A worker at the Ford F-150 Lightning plant in Dearborn, Mich., on April 4, 2022. New government rules will try to shift more production of electric vehicle batteries and the materials that power them to the United States.SYLVIA JARRUS/NYT

WASHINGTON — The Biden administration proposed new rules Friday aimed at shifting more production of electric vehicle batteries and the materials that power them to the United States, in an attempt to build up a strategic industry now dominated by China.

The rules are meant to limit the role that Chinese firms can play in supplying materials for electric vehicles that qualify for federal tax credits. They will also discourage companies that seek federal funding to build battery factories in the United States from sourcing materials from China or Russia.

The rules could cause some consternation among automakers, who continue to rely heavily on China for materials and components of electric vehicles. They are also facing intense cost pressures as they try to modify their factories to make electric cars; China offers some of the most advanced and lowest-priced battery technology in the world.


The Biden administration is trying to use billions of dollars in new federal funding to change that dynamic and create a US supply chain for electric vehicles, through both carrots and sticks.

The climate law President Biden signed in 2022 includes up to $7,500 in tax credits to consumers who buy electric vehicles made in the United States, using largely domestic materials. The law also included a general ban on Chinese products. Lawmakers mandated that firms in China, Russia, North Korea, and Iran be prohibited from providing certain materials to cars that received those tax breaks.
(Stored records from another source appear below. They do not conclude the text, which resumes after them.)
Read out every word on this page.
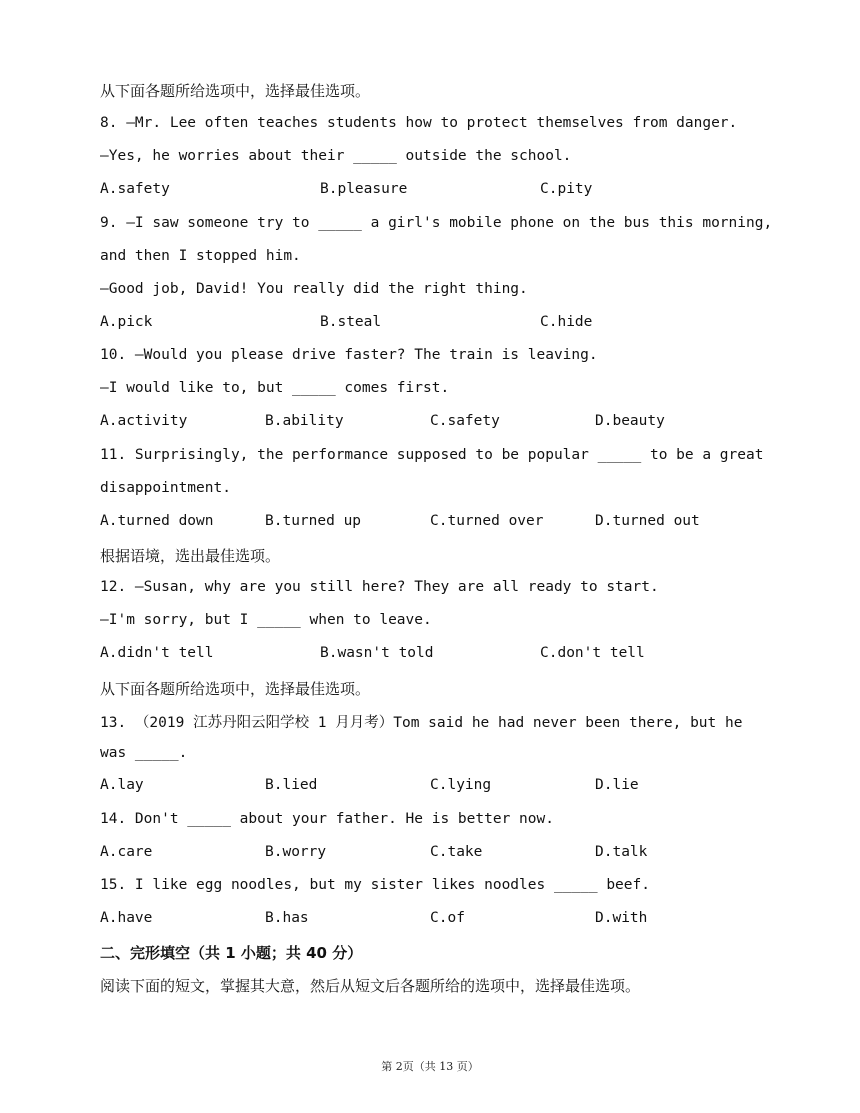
从下面各题所给选项中，选择最佳选项。
8. —Mr. Lee often teaches students how to protect themselves from danger.
—Yes, he worries about their _____ outside the school.
A.safety	B.pleasure	C.pity
9. —I saw someone try to _____ a girl's mobile phone on the bus this morning,
and then I stopped him.
—Good job, David! You really did the right thing.
A.pick	B.steal	C.hide
10. —Would you please drive faster? The train is leaving.
—I would like to, but _____ comes first.
A.activity	B.ability	C.safety	D.beauty
11. Surprisingly, the performance supposed to be popular _____ to be a great
disappointment.
A.turned down	B.turned up	C.turned over	D.turned out
根据语境，选出最佳选项。
12. —Susan, why are you still here? They are all ready to start.
—I'm sorry, but I _____ when to leave.
A.didn't tell	B.wasn't told	C.don't tell
从下面各题所给选项中，选择最佳选项。
13. （2019 江苏丹阳云阳学校 1 月月考）Tom said he had never been there, but he
was _____.
A.lay	B.lied	C.lying	D.lie
14. Don't _____ about your father. He is better now.
A.care	B.worry	C.take	D.talk
15. I like egg noodles, but my sister likes noodles _____ beef.
A.have	B.has	C.of	D.with
二、完形填空（共 1 小题；共 40 分）
阅读下面的短文，掌握其大意，然后从短文后各题所给的选项中，选择最佳选项。
第 2页（共 13 页）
But the law left open several questions, including what constitutes a Chinese or Russian company. Administration officials said those definitions include any entity incorporated or headquartered in China or Russia, as well as any firm in which 25 percent of the board seats or equity interest were held by Chinese or Russian governments.

Chinese companies that set up operations in countries outside China — like Gotion, which plans to build a battery factory in Michigan — appear to be able to benefit from the rules, as long as the Chinese government is not a significant shareholder.
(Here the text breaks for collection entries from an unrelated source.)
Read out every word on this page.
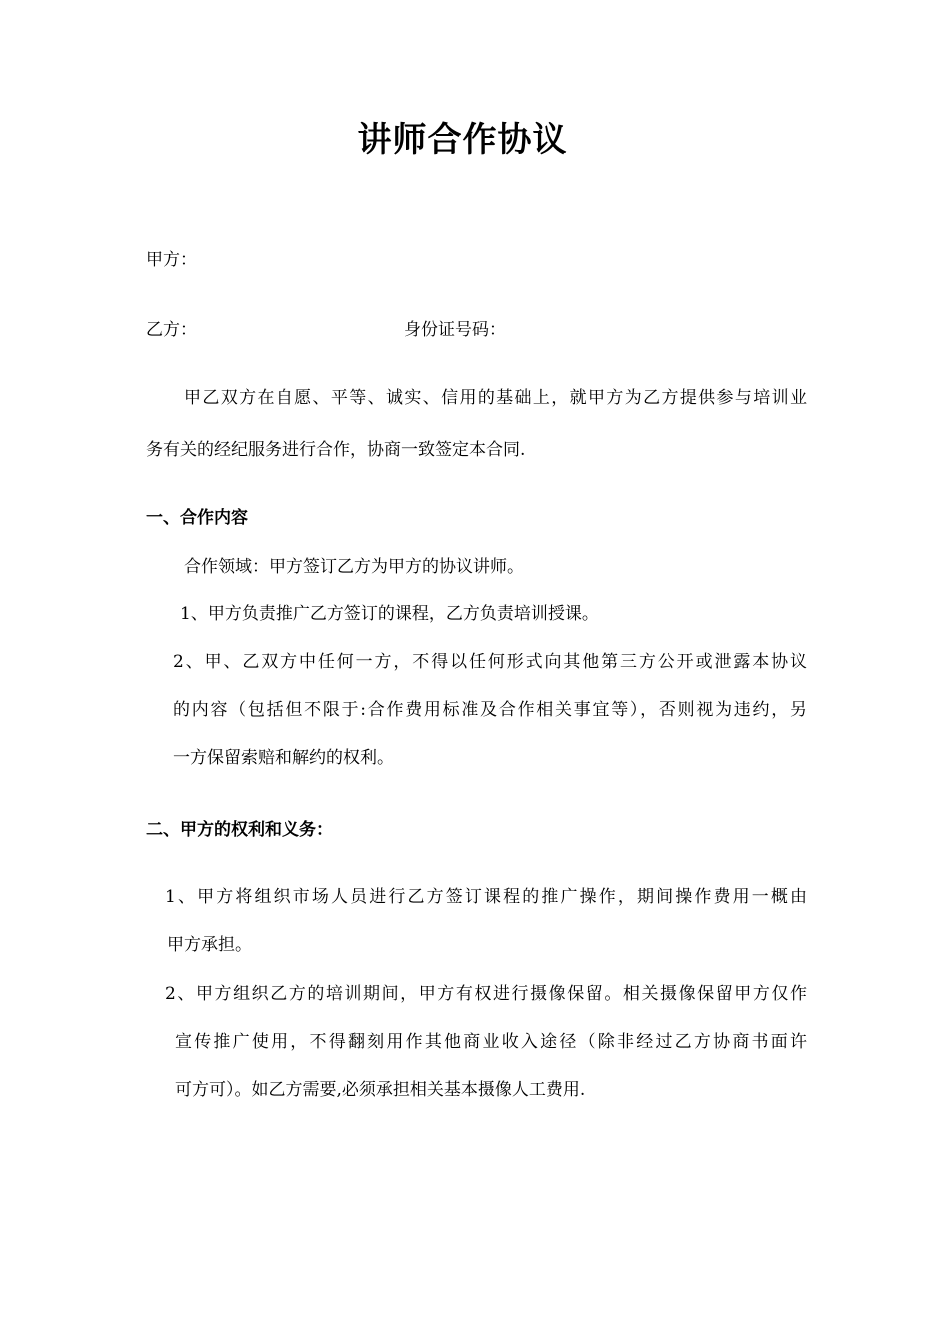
讲师合作协议
甲方：
乙方：	身份证号码：
甲乙双方在自愿、平等、诚实、信用的基础上，就甲方为乙方提供参与培训业
务有关的经纪服务进行合作，协商一致签定本合同.
一、合作内容
合作领域：甲方签订乙方为甲方的协议讲师。
1、甲方负责推广乙方签订的课程，乙方负责培训授课。
2、甲、乙双方中任何一方，不得以任何形式向其他第三方公开或泄露本协议
的内容（包括但不限于:合作费用标准及合作相关事宜等），否则视为违约，另
一方保留索赔和解约的权利。
二、甲方的权利和义务：
1、甲方将组织市场人员进行乙方签订课程的推广操作，期间操作费用一概由
甲方承担。
2、甲方组织乙方的培训期间，甲方有权进行摄像保留。相关摄像保留甲方仅作
宣传推广使用，不得翻刻用作其他商业收入途径（除非经过乙方协商书面许
可方可）。如乙方需要,必须承担相关基本摄像人工费用.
The law also requires battery makers that strike contracts or licensing agreements with Chinese firms to ensure that they are retaining certain rights over their projects. That provision is intended to make sure a Chinese firm is not effectively in control of such a project.

Some conservative lawmakers had challenged Ford Motor Co.’s plans to license technology from the Chinese battery giant known as CATL for a plant in Marshall, Mich., arguing that such a partnership should not be eligible for federal tax credits.

The rules kick in for battery components in 2024 and in 2025 for critical minerals such as lithium, cobalt, and nickel. They will remain open for public comment for several weeks and could be adjusted depending on the views of industry.

The rules could have a profound effect on the US electric vehicle market, which is rapidly growing; battery-powered vehicles made up about 8 percent of new cars sold in the third quarter. Car and battery makers said Friday morning that they were still reviewing the 62 pages of rules released by the administration and that it would take time to determine how many models would qualify for tax credits.

John Bozzella, CEO of Alliance for Automotive Innovation, wrote in a blog post Friday morning that the rules had struck “a pragmatic balance,” including by exempting trace materials. If the administration had banned all minor Chinese parts from the supply chain, no car models might have qualified for tax credits next year, he said.


Many cars have already been disqualified from purchase credits by other rules, like a requirement that vehicles be assembled in North America. Only about 20 vehicles currently qualify for the program out of more than 100 electric vehicles sold in the United States.

The rules also raised new questions about whether stricter requirements for supply chains could continue a trend of driving more shoppers to lease, rather than buy, vehicles.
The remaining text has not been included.